Heritage Press – The Song of Roland (1938)

April 14, 2011 § 2 Comments

The Song of Roland (1938)
Sandglass Number VIII: 19
Artwork: Decorations by Valenti Angelo
Translated from the French into English by Charles Scott Moncrieff, and Introduced by Hamish Miles
Heritage Press Reprint of LEC #102/9th Series, V. 7 in 1938

Click images to see larger views.

Front Binding – The Song of Roland is a classic retelling of the epic battle between France and Spain (or, to be more specific, Charlemagne’s forces against the Saracens), originally composed in French by an anonymous poet.  The George Macy Company was quite taken with the idea of attempting to recapture the era when this confrontation took place, and decided to have well-regarded illumination expert and illustrator (not to mention frequent LEC/Heritage Press artist) Valenti Angelo take the reins of trying to get the essence of an illuminated manuscript of the event done up in printed form.  Angelo, of course, was up to the task – having done incredible work on the Heritage Salome and The Song of Songs, as well as the LEC/HP Songs of the Portuguese, Angelo was quickly becoming a Club favorite and with good reason.  For this book, he would split the task with printer Edmund B. Thompson of Windham, Connecticut.  Angelo would do the art and hand-illuminate the decorations with gold, while Thompson would choose the type, set it and get it printed.  We’ll dig into that process in a moment – now let’s look at the binding.  The Sandglass indicates that Angelo was in charge of the binding, and I will report their coverage of the process:

Then Mr. Angelo proceeded to illuminate and color the binding.  The sheets are bound into heavy boards.  The boards are then covered with a back of bright yellow buckram imported from England, and stamped with a design in monk’s-blue leaf; and with sides of a brilliant blue kraft paper upon with a design by Mr. Angelo appears, in blue and red and green and gold.

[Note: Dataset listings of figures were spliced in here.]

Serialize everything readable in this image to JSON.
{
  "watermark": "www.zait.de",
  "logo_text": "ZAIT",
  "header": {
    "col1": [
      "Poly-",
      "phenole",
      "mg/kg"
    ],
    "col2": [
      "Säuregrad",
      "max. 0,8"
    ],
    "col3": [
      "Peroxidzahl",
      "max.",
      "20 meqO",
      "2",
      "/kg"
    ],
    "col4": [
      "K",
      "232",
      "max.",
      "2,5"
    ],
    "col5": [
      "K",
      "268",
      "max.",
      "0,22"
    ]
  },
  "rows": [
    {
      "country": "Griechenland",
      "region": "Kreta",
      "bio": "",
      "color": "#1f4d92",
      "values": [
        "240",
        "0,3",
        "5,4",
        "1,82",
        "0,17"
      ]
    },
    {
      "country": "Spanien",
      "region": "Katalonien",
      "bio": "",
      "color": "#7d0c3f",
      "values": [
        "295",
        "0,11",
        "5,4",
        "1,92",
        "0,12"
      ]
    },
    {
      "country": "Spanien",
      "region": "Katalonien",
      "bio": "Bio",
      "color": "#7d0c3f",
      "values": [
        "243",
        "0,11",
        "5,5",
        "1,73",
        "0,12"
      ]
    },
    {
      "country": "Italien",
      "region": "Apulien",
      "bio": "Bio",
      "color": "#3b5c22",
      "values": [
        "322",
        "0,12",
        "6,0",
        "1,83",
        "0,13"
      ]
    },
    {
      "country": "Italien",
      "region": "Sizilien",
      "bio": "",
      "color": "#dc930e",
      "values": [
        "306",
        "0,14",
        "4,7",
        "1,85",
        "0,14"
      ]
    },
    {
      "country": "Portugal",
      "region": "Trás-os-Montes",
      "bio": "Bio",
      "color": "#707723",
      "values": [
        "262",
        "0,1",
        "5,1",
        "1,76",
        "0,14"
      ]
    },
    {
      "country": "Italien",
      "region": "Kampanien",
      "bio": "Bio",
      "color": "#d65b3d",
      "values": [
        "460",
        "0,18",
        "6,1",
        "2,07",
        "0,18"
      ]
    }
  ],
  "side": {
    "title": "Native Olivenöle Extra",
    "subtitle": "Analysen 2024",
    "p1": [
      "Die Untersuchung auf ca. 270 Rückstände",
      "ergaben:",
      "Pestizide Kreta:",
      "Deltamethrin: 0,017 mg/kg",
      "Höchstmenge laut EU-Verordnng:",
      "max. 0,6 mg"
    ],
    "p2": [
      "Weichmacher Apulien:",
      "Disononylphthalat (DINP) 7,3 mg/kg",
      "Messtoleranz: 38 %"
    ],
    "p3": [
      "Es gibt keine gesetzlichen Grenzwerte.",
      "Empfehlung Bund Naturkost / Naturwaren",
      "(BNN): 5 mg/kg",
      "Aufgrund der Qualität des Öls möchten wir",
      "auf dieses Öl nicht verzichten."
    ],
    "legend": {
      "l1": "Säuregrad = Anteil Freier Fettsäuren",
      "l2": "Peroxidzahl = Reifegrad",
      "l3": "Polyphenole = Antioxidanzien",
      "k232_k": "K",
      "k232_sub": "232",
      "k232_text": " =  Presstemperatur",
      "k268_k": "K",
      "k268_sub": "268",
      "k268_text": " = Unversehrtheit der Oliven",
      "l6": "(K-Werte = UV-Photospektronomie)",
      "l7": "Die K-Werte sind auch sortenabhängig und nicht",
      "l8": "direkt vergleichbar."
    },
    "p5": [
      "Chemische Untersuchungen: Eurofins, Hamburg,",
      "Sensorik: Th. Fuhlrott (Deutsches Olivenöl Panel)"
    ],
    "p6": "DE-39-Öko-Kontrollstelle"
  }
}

My copy has seen its fair share of sunlight, which is the unfortunate gray stripe you can see on this shot.  The back lacks the decoration, but is the same otherwise.

Title Page – Before you get too excited, Angelo did not illuminate this edition by hand, per say – he did do such a feat with the LEC original, but here the gold was done through silk screen application.  The title font is gold, but it’s hard to tell here.  Three examples of Angelo’s decorations with the text follow.  Let’s focus on Thompson for a moment.  The poem’s lines are done in Caslon by hand, which is covered thoroughly by the Sandglass for those intrigued by the development of text over the years.  The binder is not specifically stated – I would assume Thompson did the work with Angelo’s artistic assistance, but I really have no clue.

Page 3 – Here’s a quick summary of Angelo’s decoration creation process.  Angelo began with the basic black outline of his art, which he then embellished with inks of alternative colors – blue, green, red.  He then hand-illuminated each illustration with gold.  Angelo deliberately wanted to use dynamic and striking colors to recreate the feeling of medieval manuscripts, so he chose vivid inks that would be intense on the page.  Very classy work.

Page 27

Page 84

Personal Notes – I got this for $1.00 from the anthropology club book sale at my old college, and it’s quite a looker, despite its faded boards.  I’d like to see the LEC one day.